An ideal fluid is flowing in a non-uniform cross-sectional tube XY (as shown in the figure) from end X to end Y. If $K_1$ and $K_2$ are the kinetic energy per unit volume of the fluid at X and Y respectively, then the correct option is :

• A. \(K_1 = K_2\)
• B. \(2K_1 = K_2\)
• C. \(K_1 > K_2 \)
• D. \(K_1 < K_2 \)

Answer 1

The Correct Option is B

To solve this problem, we need to apply the principles of fluid dynamics, specifically Bernoulli’s equation, which states that for an ideal fluid in steady flow, the total energy per unit volume is constant along a streamline. Bernoulli’s equation is given by: 

\[\frac{1}{2} \rho v^2 + \rho gh + P = \text{constant}\]

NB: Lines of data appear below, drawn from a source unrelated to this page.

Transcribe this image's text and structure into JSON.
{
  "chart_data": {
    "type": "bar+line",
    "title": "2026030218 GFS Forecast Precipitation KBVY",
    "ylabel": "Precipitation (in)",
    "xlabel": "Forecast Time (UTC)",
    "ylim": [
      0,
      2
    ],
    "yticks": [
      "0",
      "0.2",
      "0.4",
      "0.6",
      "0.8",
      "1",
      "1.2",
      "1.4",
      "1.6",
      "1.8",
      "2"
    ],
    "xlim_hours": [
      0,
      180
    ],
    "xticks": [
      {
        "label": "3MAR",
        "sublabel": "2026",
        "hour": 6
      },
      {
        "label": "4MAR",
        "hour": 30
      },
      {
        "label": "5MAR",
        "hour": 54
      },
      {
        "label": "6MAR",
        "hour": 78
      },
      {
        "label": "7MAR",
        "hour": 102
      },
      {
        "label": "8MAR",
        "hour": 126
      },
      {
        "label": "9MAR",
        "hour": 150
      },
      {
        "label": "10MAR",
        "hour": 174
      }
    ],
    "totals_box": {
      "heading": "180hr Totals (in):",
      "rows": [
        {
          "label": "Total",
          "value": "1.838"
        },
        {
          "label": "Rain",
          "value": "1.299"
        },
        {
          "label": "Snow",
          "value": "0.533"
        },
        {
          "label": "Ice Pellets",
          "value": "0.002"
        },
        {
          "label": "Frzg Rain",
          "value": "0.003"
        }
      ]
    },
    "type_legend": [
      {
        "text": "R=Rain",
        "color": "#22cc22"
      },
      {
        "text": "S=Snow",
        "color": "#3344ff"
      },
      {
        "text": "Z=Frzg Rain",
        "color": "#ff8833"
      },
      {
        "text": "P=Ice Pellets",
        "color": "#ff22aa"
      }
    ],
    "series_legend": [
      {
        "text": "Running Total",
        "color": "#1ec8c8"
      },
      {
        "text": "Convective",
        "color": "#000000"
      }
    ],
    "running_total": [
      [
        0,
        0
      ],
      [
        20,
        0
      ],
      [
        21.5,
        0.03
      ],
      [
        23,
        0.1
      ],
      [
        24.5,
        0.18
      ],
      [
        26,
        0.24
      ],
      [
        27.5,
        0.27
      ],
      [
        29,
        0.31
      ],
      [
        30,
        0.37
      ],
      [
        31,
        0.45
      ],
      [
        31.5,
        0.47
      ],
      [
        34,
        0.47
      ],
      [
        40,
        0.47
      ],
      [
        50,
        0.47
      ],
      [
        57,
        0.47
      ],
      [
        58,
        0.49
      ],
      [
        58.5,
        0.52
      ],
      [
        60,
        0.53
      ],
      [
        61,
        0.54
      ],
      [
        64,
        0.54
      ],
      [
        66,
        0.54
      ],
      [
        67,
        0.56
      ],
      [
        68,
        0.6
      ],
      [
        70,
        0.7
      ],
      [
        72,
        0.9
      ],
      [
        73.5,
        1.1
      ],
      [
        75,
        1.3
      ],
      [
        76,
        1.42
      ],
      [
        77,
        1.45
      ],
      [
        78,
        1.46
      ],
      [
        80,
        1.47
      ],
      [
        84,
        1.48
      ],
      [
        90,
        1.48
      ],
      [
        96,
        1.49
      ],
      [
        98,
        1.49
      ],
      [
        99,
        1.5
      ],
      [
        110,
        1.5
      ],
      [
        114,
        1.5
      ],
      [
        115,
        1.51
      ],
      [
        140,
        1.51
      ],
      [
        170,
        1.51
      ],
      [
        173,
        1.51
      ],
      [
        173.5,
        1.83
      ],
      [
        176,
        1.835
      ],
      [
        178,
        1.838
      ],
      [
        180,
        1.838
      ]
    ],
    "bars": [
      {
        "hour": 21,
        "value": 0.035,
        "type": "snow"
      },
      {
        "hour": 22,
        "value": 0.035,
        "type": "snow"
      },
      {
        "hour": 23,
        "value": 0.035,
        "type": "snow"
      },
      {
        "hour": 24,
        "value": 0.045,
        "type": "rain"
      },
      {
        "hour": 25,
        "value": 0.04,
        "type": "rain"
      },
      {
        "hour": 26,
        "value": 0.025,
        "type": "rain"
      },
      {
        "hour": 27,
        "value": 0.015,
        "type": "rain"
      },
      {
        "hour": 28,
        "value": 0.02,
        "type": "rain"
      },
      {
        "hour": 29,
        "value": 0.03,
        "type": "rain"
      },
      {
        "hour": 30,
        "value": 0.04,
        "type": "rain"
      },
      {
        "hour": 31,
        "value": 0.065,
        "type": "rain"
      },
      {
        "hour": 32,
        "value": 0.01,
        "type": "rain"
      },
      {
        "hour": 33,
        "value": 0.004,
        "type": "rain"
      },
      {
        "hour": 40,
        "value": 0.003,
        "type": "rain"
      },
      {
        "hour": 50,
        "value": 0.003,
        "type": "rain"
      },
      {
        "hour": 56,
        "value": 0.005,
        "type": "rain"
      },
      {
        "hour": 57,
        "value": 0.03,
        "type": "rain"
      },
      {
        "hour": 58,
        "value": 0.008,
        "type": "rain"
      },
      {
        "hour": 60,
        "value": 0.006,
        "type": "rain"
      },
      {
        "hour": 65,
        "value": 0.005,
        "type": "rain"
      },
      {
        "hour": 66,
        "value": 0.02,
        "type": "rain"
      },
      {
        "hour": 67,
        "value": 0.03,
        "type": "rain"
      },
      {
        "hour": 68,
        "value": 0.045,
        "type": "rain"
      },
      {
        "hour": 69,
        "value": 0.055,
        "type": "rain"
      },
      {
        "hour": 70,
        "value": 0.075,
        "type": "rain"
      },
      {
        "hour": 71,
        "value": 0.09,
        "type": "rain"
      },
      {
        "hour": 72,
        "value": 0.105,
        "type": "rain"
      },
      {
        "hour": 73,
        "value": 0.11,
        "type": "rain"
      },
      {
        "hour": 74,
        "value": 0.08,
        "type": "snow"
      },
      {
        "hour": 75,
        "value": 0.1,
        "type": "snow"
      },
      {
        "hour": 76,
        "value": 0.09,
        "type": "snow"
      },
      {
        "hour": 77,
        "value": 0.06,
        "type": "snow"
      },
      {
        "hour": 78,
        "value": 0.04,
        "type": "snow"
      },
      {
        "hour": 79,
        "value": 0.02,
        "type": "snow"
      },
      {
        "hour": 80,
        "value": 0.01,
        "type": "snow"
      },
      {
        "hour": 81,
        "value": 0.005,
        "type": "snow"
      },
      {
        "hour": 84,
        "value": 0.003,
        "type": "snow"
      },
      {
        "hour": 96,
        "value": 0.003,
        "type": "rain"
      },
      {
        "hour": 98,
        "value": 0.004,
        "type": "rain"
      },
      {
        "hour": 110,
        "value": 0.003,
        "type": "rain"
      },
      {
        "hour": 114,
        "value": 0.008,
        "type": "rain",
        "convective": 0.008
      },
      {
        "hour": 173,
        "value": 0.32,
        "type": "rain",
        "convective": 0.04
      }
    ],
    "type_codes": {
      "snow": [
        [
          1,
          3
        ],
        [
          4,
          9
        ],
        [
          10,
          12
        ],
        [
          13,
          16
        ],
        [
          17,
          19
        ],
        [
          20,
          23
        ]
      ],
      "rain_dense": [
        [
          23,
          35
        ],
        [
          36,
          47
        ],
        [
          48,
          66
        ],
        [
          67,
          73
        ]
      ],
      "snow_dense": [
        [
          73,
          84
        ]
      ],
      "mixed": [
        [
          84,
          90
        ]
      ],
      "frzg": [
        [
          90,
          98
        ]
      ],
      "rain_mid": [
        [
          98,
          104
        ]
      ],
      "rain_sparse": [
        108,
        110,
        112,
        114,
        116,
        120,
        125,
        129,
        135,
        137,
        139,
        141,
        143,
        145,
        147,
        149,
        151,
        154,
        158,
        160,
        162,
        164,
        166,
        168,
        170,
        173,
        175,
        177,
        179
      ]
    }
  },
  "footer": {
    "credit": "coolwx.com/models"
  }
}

where \(\rho\) is the fluid density, v is the flow velocity, g is the acceleration due to gravity, h is the height above a reference point, and P is the pressure.

Since the tube is horizontal, the gravitational potential energy term \(\rho gh\) cancels out. Thus, the equation simplifies to:

\[\frac{1}{2} \rho v_1^2 + P_1 = \frac{1}{2} \rho v_2^2 + P_2\]

Considering the kinetic energy per unit volume at points X and Y:

• At point X: \(K_1 = \frac{1}{2} \rho v_1^2\)
• At point Y: \(K_2 = \frac{1}{2} \rho v_2^2\)

Using the continuity equation, \(A_1 v_1 = A_2 v_2\), where \(A_1\) and \(A_2\) are cross-sectional areas at X and Y respectively, we can solve for the velocities.

Since the cross-sectional area decreases from X to Y, the velocity increases (i.e., \(v_2 > v_1\)). Thus, the kinetic energy per unit volume at Y will be larger.

Hence, to maintain Bernoulli's equation, P_1 must be larger than P_2, leading to:

\[2K_1 = K_2\]

Therefore, the correct answer is: \(2K_1 = K_2\).